When the Berlin Wall came down in November 1989, Poland already had its first non-communist prime minister. There had been "Round Table" talks between the government and Solidarnosc in the spring of 1989, and the first semi-democratic elections behind the Iron Curtain took place in Poland in June.
The high price of freedom
But this leadership role in the fight against communism came at a high price. On December 13, 1981, the dream of freedom had by the Poles a year before was dashed. The government imposed martial law, a state that continued until 1983, and dramatically restricted civil liberties. Some 10,000 dissidents were detained, and dozens were killed. Solidarnosc had to go underground and was not allowed to register again until 1989.
The situation in Poland at the time provoked very mixed reactions from Western countries. The then German chancellor, Helmut Schmidt of the center-left Social Democrats (SPD), saw martial law in the neighboring country as a stabilizing factor. But the USA and Britain both condemned its imposition. The anti-communist opposition in Poland received a boost from Norway in 1983, when Walesa, in prison at the time, received the Nobel Peace Prize.
The fall of the Iron Curtain - Poland
The democracy movement associated with the independent trade union Solidarnosc has now become a founding myth of present-day Poland. When Prime Minister Mateusz Morawiecki says that "today's Poland has grown from Solidarnosc," he is speaking for all Poles, regardless of their political orientation. That is because Solidarnosc brought together people from many different parts of the political spectrum, from right to left.
And it is precisely because of this that it is often a bone of contention among present-day Polish politicians. "Many people have the right to see themselves as continuing the tradition of Solidarnosc, but what we are seeing in Poland at the moment is that representatives of the right-wing, the PiS (Law and Justice Party) government, claim that they are the only ones qualified to carry out its legacy," says Peter Oliver Loew.
Hero or traitor?
In the almost five years since the national-conservative Law and Justice party has been in power, those people from Solidarnosc who are politically in line with the government are held up as heroes at official ceremonies and cultural events.
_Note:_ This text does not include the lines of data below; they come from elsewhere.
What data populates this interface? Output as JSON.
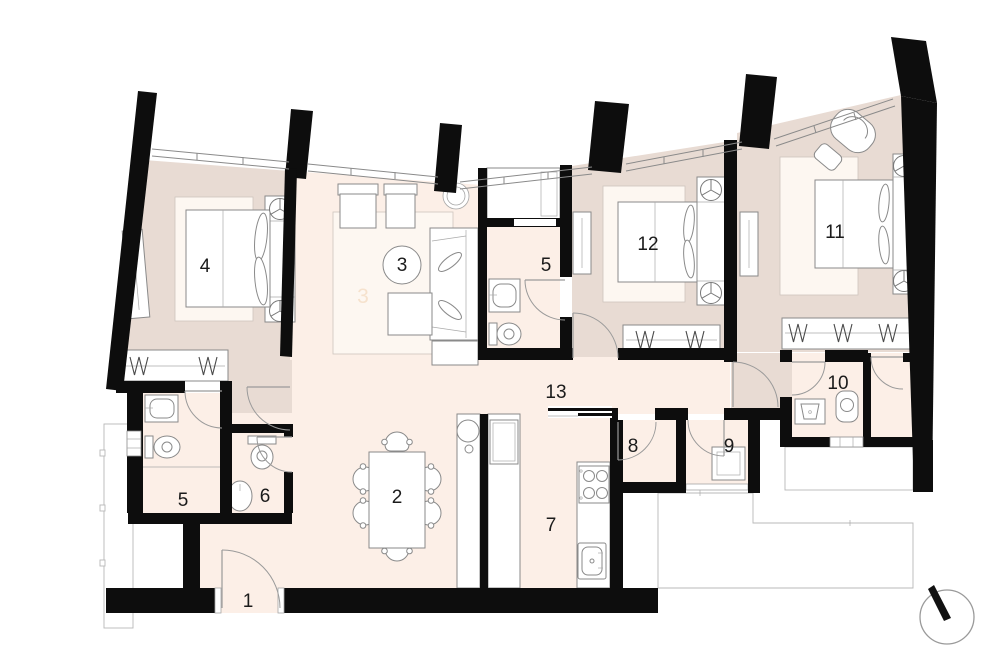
{
  "colors": {
    "wall": "#0d0d0d",
    "floor_bedroom": "#e8dbd3",
    "floor_main": "#fcefe7",
    "floor_rug": "#fdf7f1",
    "outline": "#8a8a8a"
  },
  "rooms": [
    {
      "label": "1"
    },
    {
      "label": "2"
    },
    {
      "label": "3"
    },
    {
      "label": "4"
    },
    {
      "label": "5"
    },
    {
      "label": "5"
    },
    {
      "label": "6"
    },
    {
      "label": "7"
    },
    {
      "label": "8"
    },
    {
      "label": "9"
    },
    {
      "label": "10"
    },
    {
      "label": "11"
    },
    {
      "label": "12"
    },
    {
      "label": "13"
    }
  ],
  "icons": {
    "compass": "north-indicator",
    "fan": "ceiling-fan",
    "hanger": "clothes-hanger"
  }
}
Walesa, who was Poland's president from 1990 to 1995, is not one of them; he has often sharply criticized the anti-liberal policies of the PiS government.
Walesa is a thorn in the flesh of the PiS. In government-friendly media, he has been mostly depicted as an agent of the communist Security Service, a secret police and intelligence agency along the lines of the East German Stasi and the Soviet KGB.
In 2015, documents were found pointing to his collaboration with the former secret police. Walesa is said to have been pushed into this collaboration in 1970 when he was arrested with some 130 other workers during anti-government protests in Gdansk. But by the end of the 1970s, before he joined the opposition movement, his contacts to the communist secret service had ended.
The debate on whether Walesa was a hero or a traitor, and whether his later achievements canceled out his guilt, still divides Poland. This year's commemorations of the foundation of Solidarnosc will be overshadowed by the dispute as they are every year.